Vu le règlement (UE) 2016/679 du Parlement européen et du Conseil du 27 avril 2016 relatif à la protection des données à caractère personnel et à la libre circulation de ces données, notamment ses articles 56 et 60 ;
Vu la loi no 78-17 du 6 janvier 1978 relative à l'informatique, aux fichiers et aux libertés, notamment ses articles 20 et suivants ;
Vu le décret no 2019-536 du 29 mai 2019 pris pour l’application de la loi no 78-17 du 6 janvier 1978 relative à l'informatique, aux fichiers et aux libertés ;
Vu la délibération no 2013-175 du 4 juillet 2013 portant adoption du règlement intérieur de la Commission nationale de l'informatique et des libertés ;
Vu la décision n° 2020-090C du 12 mai 2020 de la présidente de la Commission nationale de l’informatique et des libertés de charger le secrétaire général de procéder ou de faire procéder à une mission de vérification de tout traitement accessible à partir du domaine […]et de l’application " X " ou portant sur des données à caractère personnel collectées à partir de ces derniers ;
Vu la décision de la présidente de la Commission nationale de l’informatique et des libertés portant désignation d’un rapporteur devant la formation restreinte, en date du 12 avril 2021 ;
Vu le rapport de Madame Valérie Peugeot, commissaire rapporteure, notifié à la société X le 22 octobre 2021 ;
Vu les observations écrites versées par la société X le 22 novembre 2021 ;
Vu la réponse de la rapporteure à ces observations notifiées le 15 décembre 2021 à la société ;
Vu les observations écrites versées par la société X le 17 janvier 2022, ainsi que les observations orales formulées lors de la séance de la formation restreinte ;
Vu les autres pièces du dossier ;
Étaient présents, lors de la séance de la formation restreinte du 27 janvier 2022 :
- Madame Valérie Peugeot, commissaire, entendue en son rapport ;
En qualité de représentants de la société X :
- […]
La société X ayant eu la parole en dernier ;
Après en avoir délibéré, la formation restreinte a adopté la décision suivante :
I. Faits et procédure
1. La société X (ci-après " X " ou " la société ") est une société par actions simplifiée unipersonnelle, dont le siège social est situé […]. La société est une filiale du groupe […]. Ce groupe a réalisé un chiffre d’affaires moyen de […] euros sur les années 2018, 2019 et 2020. En 2019, X a réalisé un chiffre d’affaires de […] euros, pour un résultat net […] euros. En 2020, X a réalisé un chiffre d’affaires de […] euros, pour un résultat net […] euros.

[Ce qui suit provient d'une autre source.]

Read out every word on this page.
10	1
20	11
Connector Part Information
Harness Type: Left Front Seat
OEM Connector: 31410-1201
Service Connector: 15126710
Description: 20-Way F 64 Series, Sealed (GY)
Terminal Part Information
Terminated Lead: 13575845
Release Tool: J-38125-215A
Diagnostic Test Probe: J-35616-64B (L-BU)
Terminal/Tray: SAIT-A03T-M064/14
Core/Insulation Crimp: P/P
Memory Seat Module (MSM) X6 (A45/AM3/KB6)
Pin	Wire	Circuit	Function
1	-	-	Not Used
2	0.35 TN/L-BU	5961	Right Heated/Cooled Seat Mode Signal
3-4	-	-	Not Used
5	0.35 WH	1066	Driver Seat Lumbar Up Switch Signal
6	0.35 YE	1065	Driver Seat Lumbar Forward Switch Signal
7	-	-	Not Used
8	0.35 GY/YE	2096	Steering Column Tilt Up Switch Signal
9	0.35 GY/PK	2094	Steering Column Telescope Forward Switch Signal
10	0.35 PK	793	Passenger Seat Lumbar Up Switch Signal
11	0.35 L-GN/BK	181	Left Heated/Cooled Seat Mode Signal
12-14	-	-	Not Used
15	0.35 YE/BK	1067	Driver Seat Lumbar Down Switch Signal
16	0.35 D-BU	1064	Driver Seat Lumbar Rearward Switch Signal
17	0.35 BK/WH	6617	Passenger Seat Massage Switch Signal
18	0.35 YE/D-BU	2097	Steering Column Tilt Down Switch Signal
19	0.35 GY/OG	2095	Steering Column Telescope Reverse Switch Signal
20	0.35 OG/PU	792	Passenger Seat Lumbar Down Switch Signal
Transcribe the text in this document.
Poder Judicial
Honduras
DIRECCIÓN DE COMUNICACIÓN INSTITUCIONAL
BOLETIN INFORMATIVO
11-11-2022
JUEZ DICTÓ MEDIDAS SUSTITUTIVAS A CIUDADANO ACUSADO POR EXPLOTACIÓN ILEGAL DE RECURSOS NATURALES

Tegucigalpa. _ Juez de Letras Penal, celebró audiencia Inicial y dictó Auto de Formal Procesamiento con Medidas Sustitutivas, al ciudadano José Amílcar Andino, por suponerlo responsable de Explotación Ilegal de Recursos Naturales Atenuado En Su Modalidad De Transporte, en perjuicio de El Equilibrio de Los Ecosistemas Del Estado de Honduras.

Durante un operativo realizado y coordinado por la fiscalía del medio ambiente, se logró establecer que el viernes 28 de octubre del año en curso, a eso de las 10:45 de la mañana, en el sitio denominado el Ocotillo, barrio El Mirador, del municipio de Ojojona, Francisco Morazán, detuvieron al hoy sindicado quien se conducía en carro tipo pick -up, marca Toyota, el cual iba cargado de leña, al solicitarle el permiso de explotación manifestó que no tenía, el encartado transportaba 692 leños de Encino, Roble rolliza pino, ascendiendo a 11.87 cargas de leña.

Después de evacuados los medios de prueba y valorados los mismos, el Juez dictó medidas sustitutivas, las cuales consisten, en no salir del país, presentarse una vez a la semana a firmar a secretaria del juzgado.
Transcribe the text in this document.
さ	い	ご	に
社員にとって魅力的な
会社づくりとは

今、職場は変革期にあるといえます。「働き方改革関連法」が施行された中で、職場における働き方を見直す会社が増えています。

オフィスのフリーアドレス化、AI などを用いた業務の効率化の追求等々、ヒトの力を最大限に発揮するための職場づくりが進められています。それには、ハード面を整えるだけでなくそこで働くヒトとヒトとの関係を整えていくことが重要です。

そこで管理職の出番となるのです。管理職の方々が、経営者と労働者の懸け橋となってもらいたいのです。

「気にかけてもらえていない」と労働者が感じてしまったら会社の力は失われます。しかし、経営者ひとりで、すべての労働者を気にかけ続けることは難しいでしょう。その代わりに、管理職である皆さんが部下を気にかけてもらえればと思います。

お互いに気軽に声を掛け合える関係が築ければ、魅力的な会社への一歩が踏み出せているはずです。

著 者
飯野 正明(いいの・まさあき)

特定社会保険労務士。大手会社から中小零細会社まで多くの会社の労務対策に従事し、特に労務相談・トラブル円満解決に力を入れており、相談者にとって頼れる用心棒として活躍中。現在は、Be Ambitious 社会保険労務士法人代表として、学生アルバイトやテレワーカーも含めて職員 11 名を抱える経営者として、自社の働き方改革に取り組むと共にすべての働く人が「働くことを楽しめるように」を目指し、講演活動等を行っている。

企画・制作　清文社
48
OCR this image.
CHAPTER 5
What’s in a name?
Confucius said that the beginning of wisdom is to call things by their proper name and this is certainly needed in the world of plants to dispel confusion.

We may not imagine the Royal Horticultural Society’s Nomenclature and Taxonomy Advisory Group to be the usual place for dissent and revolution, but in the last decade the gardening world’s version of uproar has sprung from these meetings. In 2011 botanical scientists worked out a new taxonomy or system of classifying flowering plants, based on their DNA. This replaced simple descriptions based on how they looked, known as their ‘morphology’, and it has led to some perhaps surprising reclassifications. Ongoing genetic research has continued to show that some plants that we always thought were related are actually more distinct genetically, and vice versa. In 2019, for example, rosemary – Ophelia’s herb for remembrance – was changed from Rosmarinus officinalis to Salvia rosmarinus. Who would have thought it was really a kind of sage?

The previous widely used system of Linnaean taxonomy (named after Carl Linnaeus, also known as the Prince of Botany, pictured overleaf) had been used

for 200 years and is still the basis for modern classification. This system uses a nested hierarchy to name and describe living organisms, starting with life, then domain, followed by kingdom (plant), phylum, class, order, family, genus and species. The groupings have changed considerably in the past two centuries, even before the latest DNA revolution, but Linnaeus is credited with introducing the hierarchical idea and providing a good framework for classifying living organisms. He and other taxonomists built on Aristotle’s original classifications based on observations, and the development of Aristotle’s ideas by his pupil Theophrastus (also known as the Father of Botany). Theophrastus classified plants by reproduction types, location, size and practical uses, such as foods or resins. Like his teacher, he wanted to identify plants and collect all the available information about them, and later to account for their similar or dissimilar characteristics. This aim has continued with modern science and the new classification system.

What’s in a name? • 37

2. X met en œuvre une plateforme numérique de location de véhicules en auto-partage qu’elle propose à des clients particuliers et à des clients professionnels. Au 9 juillet 2020, la société comptait au moins […] clients en Europe dont, en France, […] clients particuliers et […] clients professionnels. Ses services sont accessibles directement via le téléchargement des applications " […] " (disponibles sous IOS et sous Android) et le site internet […]. Elle exerce son activité au travers de ses filiales établies notamment en France, en Belgique, en Allemagne, en Espagne, en Italie et au Danemark. À la fin du mois de juin 2020, l’effectif de X et de ses filiales était de […] salariés.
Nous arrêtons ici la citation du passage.